After I had made sure that the figure had entirely disappeared, I examined the window where the shade had caused all the disturbance and could find no reason for this incident, which certainly interrupted what might have been an interesting conversation.
 
The young folks downstairs had heard the noise of the shade, and had heard me spring across the room, and were quite concerned. They stood at the foot of the stairs and called to learn if anything was wrong, and to pacify them I had to go down and explain that merely a shade had played a trick on me. They were thoroughly frightened, however, and explained that they would not go to bed as long as there were such noises in the house, and the young wife even threatened to prepare to move the next day. I had to assure them, therefore, that I would intercede for them and see that the magic spell that had been cast over the house was neutralized or extinguished for all time. We all three proceeded then to sit in concentration while I attuned myself with the Cosmic forces and pleaded that this sort of psychic manifestation should discontinue inasmuch as I had received sufficient explanation from what I had seen to eliminate any further necessity for a continuance of the visitation.
 
Explanation
 
I did not attempt to trace this completely and to learn the details of the story back of it. Whatever details I would have learned would have been unimportant from a mystical or psychic point of view.
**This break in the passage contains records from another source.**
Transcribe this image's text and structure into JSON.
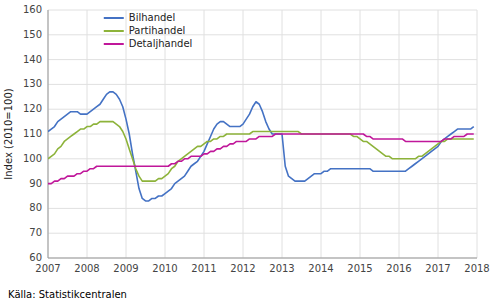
{
  "chart_data": {
    "type": "line",
    "y_label": "Index (2010=100)",
    "annotations": [
      "Källa: Statistikcentralen"
    ],
    "xlim": [
      2007.0,
      2018.0
    ],
    "ylim": [
      60,
      160
    ],
    "xticks": [
      2007,
      2008,
      2009,
      2010,
      2011,
      2012,
      2013,
      2014,
      2015,
      2016,
      2017,
      2018
    ],
    "yticks": [
      60,
      70,
      80,
      90,
      100,
      110,
      120,
      130,
      140,
      150,
      160
    ],
    "grid": true,
    "legend": "upper left",
    "x": [
      2007.0,
      2007.083,
      2007.167,
      2007.25,
      2007.333,
      2007.417,
      2007.5,
      2007.583,
      2007.667,
      2007.75,
      2007.833,
      2007.917,
      2008.0,
      2008.083,
      2008.167,
      2008.25,
      2008.333,
      2008.417,
      2008.5,
      2008.583,
      2008.667,
      2008.75,
      2008.833,
      2008.917,
      2009.0,
      2009.083,
      2009.167,
      2009.25,
      2009.333,
      2009.417,
      2009.5,
      2009.583,
      2009.667,
      2009.75,
      2009.833,
      2009.917,
      2010.0,
      2010.083,
      2010.167,
      2010.25,
      2010.333,
      2010.417,
      2010.5,
      2010.583,
      2010.667,
      2010.75,
      2010.833,
      2010.917,
      2011.0,
      2011.083,
      2011.167,
      2011.25,
      2011.333,
      2011.417,
      2011.5,
      2011.583,
      2011.667,
      2011.75,
      2011.833,
      2011.917,
      2012.0,
      2012.083,
      2012.167,
      2012.25,
      2012.333,
      2012.417,
      2012.5,
      2012.583,
      2012.667,
      2012.75,
      2012.833,
      2012.917,
      2013.0,
      2013.083,
      2013.167,
      2013.25,
      2013.333,
      2013.417,
      2013.5,
      2013.583,
      2013.667,
      2013.75,
      2013.833,
      2013.917,
      2014.0,
      2014.083,
      2014.167,
      2014.25,
      2014.333,
      2014.417,
      2014.5,
      2014.583,
      2014.667,
      2014.75,
      2014.833,
      2014.917,
      2015.0,
      2015.083,
      2015.167,
      2015.25,
      2015.333,
      2015.417,
      2015.5,
      2015.583,
      2015.667,
      2015.75,
      2015.833,
      2015.917,
      2016.0,
      2016.083,
      2016.167,
      2016.25,
      2016.333,
      2016.417,
      2016.5,
      2016.583,
      2016.667,
      2016.75,
      2016.833,
      2016.917,
      2017.0,
      2017.083,
      2017.167,
      2017.25,
      2017.333,
      2017.417,
      2017.5,
      2017.583,
      2017.667,
      2017.75,
      2017.833,
      2017.917
    ],
    "series": [
      {
        "name": "Bilhandel",
        "color": "#4472c4",
        "values": [
          111,
          112,
          113,
          115,
          116,
          117,
          118,
          119,
          119,
          119,
          118,
          118,
          118,
          119,
          120,
          121,
          122,
          124,
          126,
          127,
          127,
          126,
          124,
          121,
          116,
          110,
          102,
          95,
          88,
          84,
          83,
          83,
          84,
          84,
          85,
          85,
          86,
          87,
          88,
          90,
          91,
          92,
          93,
          95,
          97,
          98,
          99,
          101,
          103,
          106,
          109,
          112,
          114,
          115,
          115,
          114,
          113,
          113,
          113,
          113,
          114,
          116,
          118,
          121,
          123,
          122,
          119,
          115,
          112,
          110,
          110,
          110,
          110,
          97,
          93,
          92,
          91,
          91,
          91,
          91,
          92,
          93,
          94,
          94,
          94,
          95,
          95,
          96,
          96,
          96,
          96,
          96,
          96,
          96,
          96,
          96,
          96,
          96,
          96,
          96,
          95,
          95,
          95,
          95,
          95,
          95,
          95,
          95,
          95,
          95,
          95,
          96,
          97,
          98,
          99,
          100,
          101,
          102,
          103,
          104,
          105,
          107,
          108,
          109,
          110,
          111,
          112,
          112,
          112,
          112,
          112,
          113
        ]
      },
      {
        "name": "Partihandel",
        "color": "#8db33a",
        "values": [
          100,
          101,
          102,
          104,
          105,
          107,
          108,
          109,
          110,
          111,
          112,
          112,
          113,
          113,
          114,
          114,
          115,
          115,
          115,
          115,
          115,
          114,
          113,
          111,
          108,
          104,
          100,
          96,
          93,
          91,
          91,
          91,
          91,
          91,
          92,
          92,
          93,
          94,
          96,
          97,
          99,
          100,
          101,
          102,
          103,
          104,
          105,
          105,
          106,
          107,
          107,
          108,
          108,
          109,
          109,
          110,
          110,
          110,
          110,
          110,
          110,
          110,
          110,
          111,
          111,
          111,
          111,
          111,
          111,
          111,
          111,
          111,
          111,
          111,
          111,
          111,
          111,
          111,
          110,
          110,
          110,
          110,
          110,
          110,
          110,
          110,
          110,
          110,
          110,
          110,
          110,
          110,
          110,
          110,
          109,
          109,
          108,
          107,
          107,
          106,
          105,
          104,
          103,
          102,
          101,
          101,
          100,
          100,
          100,
          100,
          100,
          100,
          100,
          100,
          101,
          101,
          102,
          103,
          104,
          105,
          106,
          107,
          107,
          108,
          108,
          108,
          108,
          108,
          108,
          108,
          108,
          108
        ]
      },
      {
        "name": "Detaljhandel",
        "color": "#c0179a",
        "values": [
          90,
          90,
          91,
          91,
          92,
          92,
          93,
          93,
          93,
          94,
          94,
          95,
          95,
          96,
          96,
          97,
          97,
          97,
          97,
          97,
          97,
          97,
          97,
          97,
          97,
          97,
          97,
          97,
          97,
          97,
          97,
          97,
          97,
          97,
          97,
          97,
          97,
          97,
          98,
          98,
          99,
          99,
          100,
          100,
          101,
          101,
          101,
          101,
          102,
          102,
          103,
          103,
          104,
          104,
          105,
          105,
          106,
          106,
          107,
          107,
          107,
          107,
          108,
          108,
          108,
          109,
          109,
          109,
          109,
          109,
          110,
          110,
          110,
          110,
          110,
          110,
          110,
          110,
          110,
          110,
          110,
          110,
          110,
          110,
          110,
          110,
          110,
          110,
          110,
          110,
          110,
          110,
          110,
          110,
          110,
          110,
          110,
          110,
          109,
          109,
          108,
          108,
          108,
          108,
          108,
          108,
          108,
          108,
          108,
          108,
          107,
          107,
          107,
          107,
          107,
          107,
          107,
          107,
          107,
          107,
          107,
          107,
          108,
          108,
          108,
          109,
          109,
          109,
          109,
          110,
          110,
          110
        ]
      }
    ]
  }
}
For instance, I am not concerned even today as to the identity of the old man or what his position or place in life had been. It is quite evident to me from what I saw that the old man had lived in the house at one time either as a permanent resident or a guest, and that just before his transition he had engaged in packing something or many things in a large box, which he had crudely constructed out of various pieces of wood, and intended to ship this packing box to some place or leave it for some one person to possess with all of its contents. Transition, however, overcame him before he completed his work and evidently the contents of the box had gotten into wrong hands or were in danger of getting into wrong hands, and the personality of the old gentleman was undoubtedly disturbed and uneasy, and desired to complete the protection of the things that had been placed in the packing box.
 
Such strong desires in the heart and mind of a person at the moment of transition often cause them to return to the earth plane or to be held earth bound on the earth plane for days, weeks, or months after transition. It is just as though after transition they found themselves floating in space as a being, but with their mind and thoughts centered upon and held fast by some little problem that they considered exceedingly important. Through their mind being concentrated upon the problem and the location and character of the problem, their personality projects to that place and they perform in a sort of mental visualization those acts or those things that they would have liked to have done before transition. These mental pictures project themselves to the place being thought of and become visible. If you can convince such a projected personality that the message they wanted to give or the thing they wanted to do is being taken care of, and that everything is all right, they will immediately abandon their restlessness about it and forget it completely, and this at once releases them from constant contact with some earthly place.
 
Nearly all cases of the return of a personality to some former habitation is for the purpose of giving to someone a message, pointing something that is hidden, lost, or undiscovered, or to attempt to cause some little act which weighed heavily upon their minds at the time of transition. The turning on of lights, however, and the brusque manner of dealing with these projections and manifestations often frightens away the personality only to return again at some quiet moment. The quickest way to end this sort of thing is to sit by peacefully and sympathetically and ask the vision before you what it is it desires to convey or what it wishes to have done, and listen to what is said or watch what is shown, and thereby bring the matter to a permanent close.